Migraines, those are fun. On average I endure 2-3 migraines per week while being on medicine, which doctors still haven’t quite mastered yet. These migraines are debilitating, as in there seems to be a stabbing, pulsing nail hammering through the back of my skull to the front of my skull. The effects of these migraines are I suffer a lot from light sensitivity; I have been known for wearing my sunglasses when it's completely dark out, just because the street lights almost seem worse than natural lighting. Staring at a projector screen for eight hours a day does not help with that either. Once I have a sense that my migraines are coming, I also have nausea, and my left eye droops and my vision blurs, and in the end, goes black.
Short-term memory loss I thought was for older people. But once I realized I had suffered from this, I realized that not only can anyone suffer from short-term memory loss, this makes a difficult task like studying for tests 10x more difficult. I am reminded by my peers very often that I am repeating myself when in all retrospect, I have no clue that I am repeating myself.
Doctors’ offices. Love them… NOT! I go to a doctor about twice a month to make sure my oxygen levels, and I have no other signs that my brain damage has grown into a tumor, or that I have a brain bleed. Doctors always find my case very interesting; they always ask you a ton of questions like:
- How many fingers am I holding up?
- Do you have a job?
- Are you stressed?
- Do you workout?
- Do you sleep?
- What are your eating habits?
Seemingly opinionated questions turn into what feels like a hard midterm test. I have been told that I shouldn’t be able to do the things that I am doing. In fact, my doctor told me I should actually stop working out, due to the numbing sensation that is a side effect of the medicine I was prescribed. I have learned to take doctors’ advice with a grain of salt. I still work out, yes, my body feels numb, but working out is how I cope with my surroundings.

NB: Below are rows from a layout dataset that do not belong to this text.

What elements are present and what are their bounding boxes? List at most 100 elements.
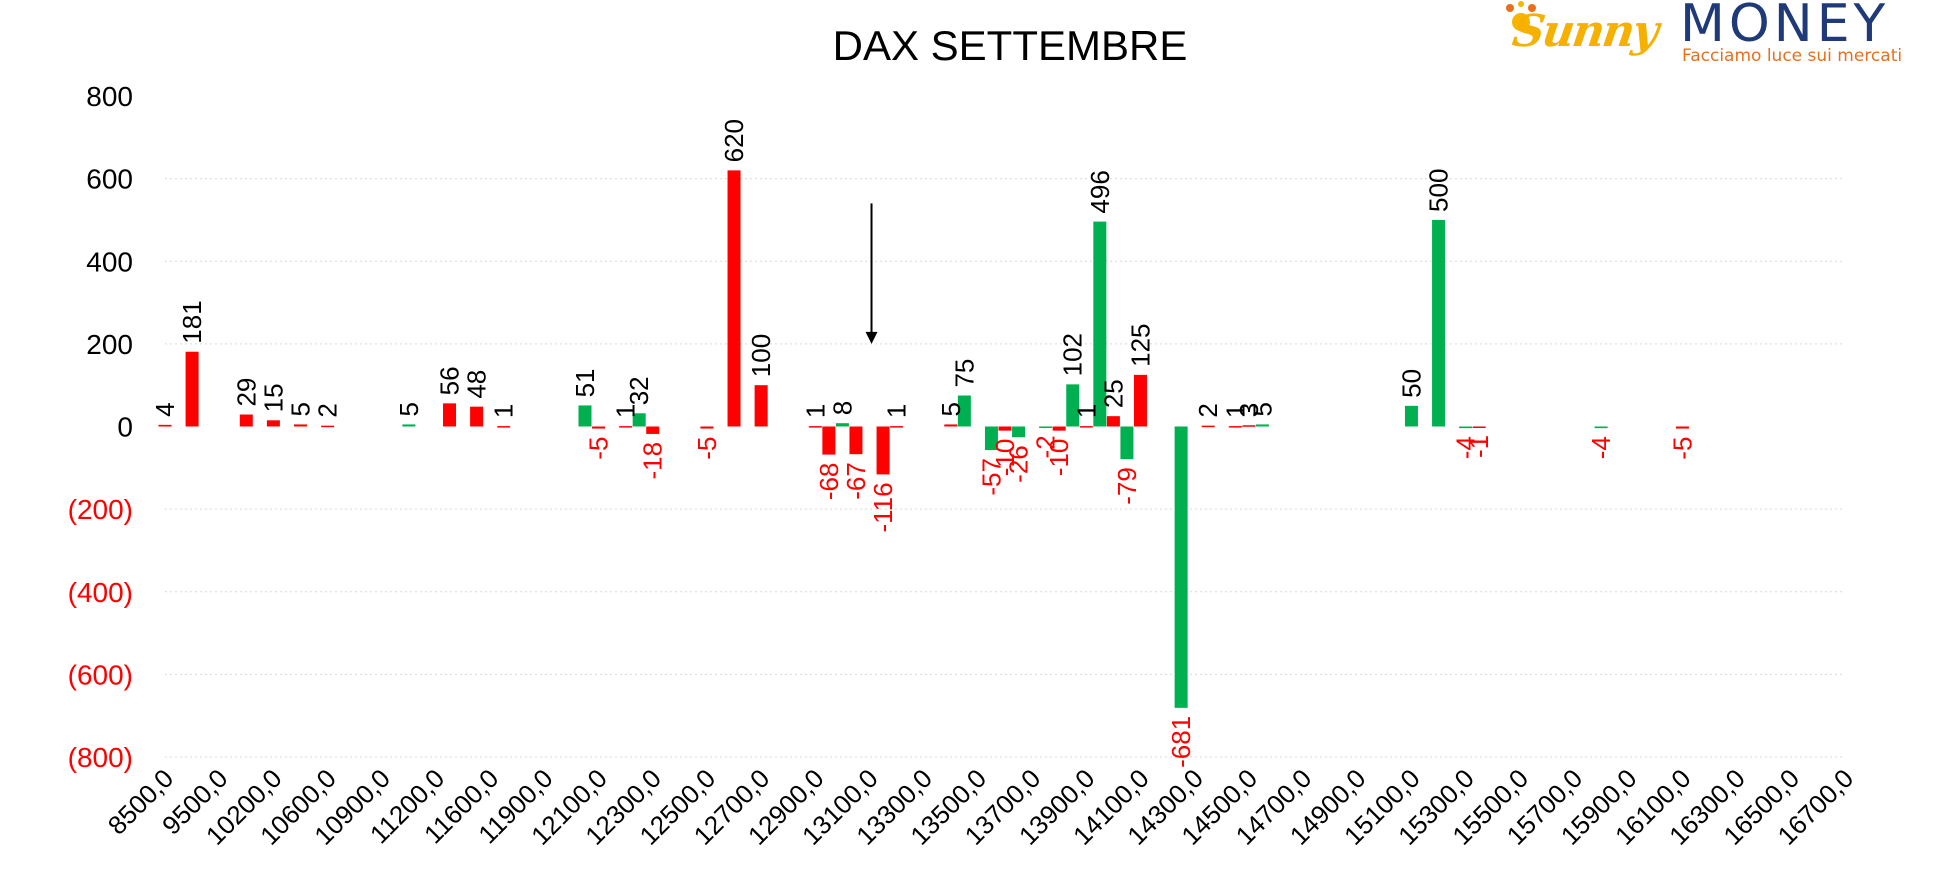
data-label: 1: [489, 404, 519, 418]
y-tick-label: (800): [68, 742, 133, 773]
bar: [293, 424, 307, 427]
bar: [1120, 426, 1134, 460]
data-label: 181: [177, 300, 207, 343]
data-label: 5: [285, 402, 315, 416]
bar: [1039, 426, 1053, 428]
logo-sunny-text: Sunny: [1509, 6, 1660, 57]
data-label: 29: [231, 378, 261, 407]
data-label: -4: [1451, 436, 1481, 459]
bar: [822, 426, 836, 455]
data-label: -5: [692, 437, 722, 460]
bar: [578, 405, 592, 427]
data-label: 1: [1071, 404, 1101, 418]
bar: [835, 423, 849, 427]
x-axis: 8500,09500,010200,010600,010900,011200,0…: [102, 763, 1859, 851]
y-tick-label: (200): [68, 494, 133, 525]
chart-title: DAX SETTEMBRE: [833, 22, 1188, 69]
bar: [957, 395, 971, 427]
gridlines: [165, 178, 1845, 758]
bar: [944, 424, 958, 427]
data-label: -10: [990, 439, 1020, 477]
bar: [1066, 384, 1080, 427]
data-label: 1: [882, 404, 912, 418]
annotation: [865, 203, 878, 344]
data-label: 4: [150, 402, 180, 416]
y-axis: 800 600 400 200 0 (200) (400) (600) (800): [68, 81, 133, 773]
data-label: 3: [1234, 403, 1264, 417]
data-label: -57: [976, 458, 1006, 496]
bar: [1459, 426, 1473, 429]
bar: [1201, 425, 1215, 428]
bar: [632, 413, 646, 427]
data-label: 5: [1247, 402, 1277, 416]
data-label: 25: [1098, 379, 1128, 408]
data-label: -68: [814, 463, 844, 501]
bar: [1012, 426, 1026, 438]
y-tick-label: 200: [86, 329, 133, 360]
data-label: 1: [611, 404, 641, 418]
bar: [1133, 374, 1147, 427]
data-label: 125: [1125, 323, 1155, 366]
bar: [1432, 219, 1446, 427]
data-label: 75: [949, 359, 979, 388]
bar: [1594, 426, 1608, 429]
bar: [497, 426, 511, 428]
data-label: -116: [868, 482, 898, 532]
y-tick-label: 600: [86, 164, 133, 195]
data-label: 5: [936, 402, 966, 416]
bar: [1174, 426, 1188, 708]
bar: [158, 424, 172, 427]
data-label: 32: [624, 376, 654, 405]
bar: [754, 385, 768, 427]
bar: [1106, 416, 1120, 427]
data-label: 51: [570, 369, 600, 398]
bar: [1404, 405, 1418, 427]
data-label: -4: [1586, 436, 1616, 459]
brand-logo: Sunny MONEY Facciamo luce sui mercati: [1495, 0, 1925, 70]
bar: [1675, 426, 1689, 429]
bar: [185, 351, 199, 427]
data-label: -5: [1667, 437, 1697, 460]
bar: [1228, 426, 1242, 428]
data-label: 2: [313, 403, 343, 417]
bar: [402, 424, 416, 427]
bar: [876, 426, 890, 475]
bar: [1472, 426, 1486, 428]
bar: [239, 414, 253, 427]
data-label: 620: [719, 119, 749, 162]
data-label: 1: [1220, 404, 1250, 418]
bar: [470, 406, 484, 427]
bar: [1255, 424, 1269, 427]
data-label: 5: [394, 402, 424, 416]
data-label: 102: [1058, 333, 1088, 376]
arrow-head: [865, 331, 878, 344]
y-tick-label: 0: [117, 412, 133, 443]
data-label: -10: [1044, 439, 1074, 477]
data-label: -2: [1031, 435, 1061, 458]
data-label: -18: [638, 442, 668, 480]
bar: [443, 403, 457, 427]
bar: [890, 426, 904, 428]
bar: [646, 426, 660, 434]
bar: [727, 170, 741, 427]
bar: [984, 426, 998, 451]
y-tick-label: 400: [86, 246, 133, 277]
sun-icon: [1506, 1, 1536, 31]
data-label: 1: [800, 404, 830, 418]
data-label: -26: [1004, 445, 1034, 483]
data-label: 8: [827, 401, 857, 415]
y-tick-label: (600): [68, 659, 133, 690]
bar: [266, 420, 280, 427]
data-label: 15: [258, 383, 288, 412]
data-label: -1: [1464, 435, 1494, 458]
bar: [592, 426, 606, 429]
data-label: 500: [1424, 169, 1454, 212]
data-label: 2: [1193, 403, 1223, 417]
data-label: -67: [841, 462, 871, 500]
bar: [808, 426, 822, 428]
bar: [1079, 426, 1093, 428]
bar: [1242, 425, 1256, 427]
data-label: -79: [1112, 467, 1142, 505]
data-label: 50: [1396, 369, 1426, 398]
bar: [849, 426, 863, 455]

I am often told that I will grow out of these migraines. The realization that I have is that I may be able to grow out of the migraines, but one cannot just one day wake up and not have brain damage any longer. So, at this point in my life, I suffer. People can’t tell if I’m suffering unless they really know me. My friends are very supportive and know when I am experiencing pain. My parents live 6000 miles away. I have no one to hold my hand through appointments, yet I hear things like, “let’s get you an MRI ASAP, it seems you may be having a brain bleed.” Those are terrifying words for a 20-year-old to hear. Yes, medicine can help alleviate pain, but I wonder every day what my life would be like if I didn’t have pain when I wake up.

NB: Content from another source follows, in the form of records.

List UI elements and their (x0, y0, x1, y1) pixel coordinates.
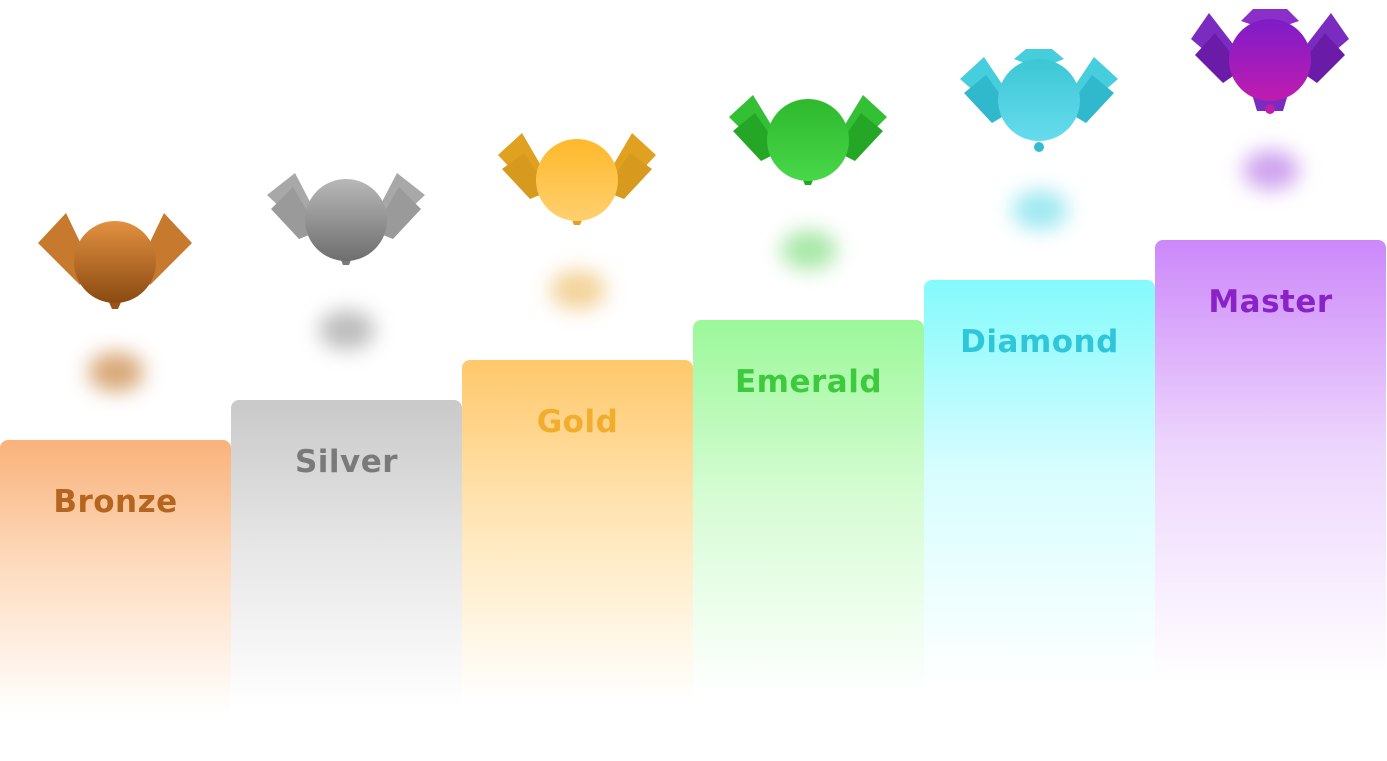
tier-bronze: Bronze (0, 0, 231, 761)
pedestal-master (1155, 240, 1386, 761)
tier-silver: Silver (231, 0, 462, 761)
tier-label-gold: Gold (536, 404, 619, 440)
badge-silver-icon (261, 165, 431, 285)
badge-diamond-icon (954, 45, 1124, 165)
pedestal-gold (462, 360, 693, 761)
badge-shadow-gold (550, 270, 606, 310)
badge-shadow-bronze (88, 352, 144, 392)
badge-shadow-diamond (1012, 190, 1068, 230)
pedestal-diamond (924, 280, 1155, 761)
tier-label-bronze: Bronze (53, 484, 178, 520)
badge-shadow-silver (319, 310, 375, 350)
badge-gold-icon (492, 125, 662, 245)
badge-shadow-master (1243, 150, 1299, 190)
tier-emerald: Emerald (693, 0, 924, 761)
pedestal-emerald (693, 320, 924, 761)
tier-label-silver: Silver (294, 444, 399, 480)
tier-label-diamond: Diamond (960, 324, 1119, 360)
badge-shadow-emerald (781, 230, 837, 270)
badge-master-icon (1185, 5, 1355, 125)
tier-label-emerald: Emerald (734, 364, 883, 400)
tier-gold: Gold (462, 0, 693, 761)
tier-diamond: Diamond (924, 0, 1155, 761)
tier-label-master: Master (1208, 284, 1333, 320)
badge-emerald-icon (723, 85, 893, 205)
badge-bronze-icon (30, 205, 200, 325)
tier-master: Master (1155, 0, 1386, 761)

I think every day what it was like before I was weathered down, and what it would be like if I had never hit my head. But in all retrospect I wouldn't change anything that happened to me. This has made me stronger, and made me the person I am today. I enjoy life; sure I can't jump on a trampoline, and I have terrible pain most days. But I take this as an opportunity to build myself and make myself stronger.